Update 12/9/2021, 2:55 pm ET: The Centers for Disease Control and Prevention has signed off on the FDA’s authorization and now recommends booster doses of the Pfizer-BioNTech COVID-19 vaccine for teens ages 16 and 17. This final step now means that boosting in this group can begin nationwide.
“Although we don’t have all the answers on the omicron variant, initial data suggests that COVID-19 boosters help broaden and strengthen the protection against Omicron and other variants,” CDC Director Rochelle Walensky said in a statement. “We know that COVID-19 vaccines are safe and effective, and I strongly encourage adolescents ages 16 and 17 to get their booster if they are at least six months post their initial Pfizer vaccination series.”

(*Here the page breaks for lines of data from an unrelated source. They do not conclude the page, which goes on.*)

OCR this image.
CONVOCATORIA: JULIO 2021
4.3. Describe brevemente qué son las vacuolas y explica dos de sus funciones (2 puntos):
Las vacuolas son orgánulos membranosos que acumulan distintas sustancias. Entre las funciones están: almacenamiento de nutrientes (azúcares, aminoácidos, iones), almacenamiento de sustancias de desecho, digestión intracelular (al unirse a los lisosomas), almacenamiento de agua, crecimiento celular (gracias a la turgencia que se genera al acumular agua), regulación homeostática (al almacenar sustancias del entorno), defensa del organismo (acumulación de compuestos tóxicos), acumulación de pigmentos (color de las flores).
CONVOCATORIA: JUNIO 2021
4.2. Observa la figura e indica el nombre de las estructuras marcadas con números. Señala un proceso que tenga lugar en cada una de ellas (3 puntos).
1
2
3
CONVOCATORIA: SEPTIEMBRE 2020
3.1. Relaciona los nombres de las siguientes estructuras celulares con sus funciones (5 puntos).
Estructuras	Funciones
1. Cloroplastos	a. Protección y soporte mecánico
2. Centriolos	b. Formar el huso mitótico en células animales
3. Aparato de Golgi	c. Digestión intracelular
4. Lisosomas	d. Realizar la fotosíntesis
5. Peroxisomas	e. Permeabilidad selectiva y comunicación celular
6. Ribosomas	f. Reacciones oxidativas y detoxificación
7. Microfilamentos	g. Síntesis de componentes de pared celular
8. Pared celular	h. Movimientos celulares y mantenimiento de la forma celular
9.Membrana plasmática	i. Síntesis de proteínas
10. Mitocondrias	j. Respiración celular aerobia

Original Story, 12/9/2021, 12:21pm ET: The Food and Drug Administration on Thursday authorized the Pfizer-BioNTech COVID-19 vaccine for use as a single booster dose in teens ages 16 and 17.
The authorization stands to expand access to boosters amid a crushing wave of delta transmission, fears over the looming omicron variant, and the approach of end-of-year holiday gatherings. Currently, boosters are open and recommended for all adults ages 18 and up.
Earlier this week, a crop of preliminary data suggested that boosters will likely be necessary to protect against the omicron variant, which appears to dodge protective immune defenses from both vaccination and prior infection. Previously, data indicated that vaccine effectiveness wanes against delta and previous variants after six months.
Still, not all experts agree that boosters are needed for healthy young people. Youth tend to have milder disease than adults, and two doses of vaccine are expected to protect against severe cases. However, teens are not completely immune to the worst outcomes, and they can also drive transmission of the pandemic virus to more vulnerable groups.
The Centers for Disease Control and Prevention must sign off on the use of the boosters in 16- and 17-year-olds before they will be available. CDC Director Rochelle Walensky is expected to sign off quickly.
In announcing its decision Thursday, the FDA emphasized that getting more shots in arms is critical to bringing the pandemic to an end, but other health prevention measures remain important as well.
“Vaccination and getting a booster when eligible, along with other preventive measures like masking and avoiding large crowds and poorly ventilated spaces, remain our most effective methods for fighting COVID-19,” acting FDA Commissioner Janet Woodcock said in a statement. “As people gather indoors with family and friends for the holidays, we can’t let up on all the preventive public health measures that we have been taking during the pandemic. With both the delta and omicron variants continuing to spread, vaccination remains the best protection against COVID-19.”
As authorized, the boosters would be available as a single dose given at least six months after the second.
To date, 200 million Americans have been fully vaccinated, which is a little over 60 percent of the country. Of those, nearly 49 million—or 24 percent—have gotten a booster dose.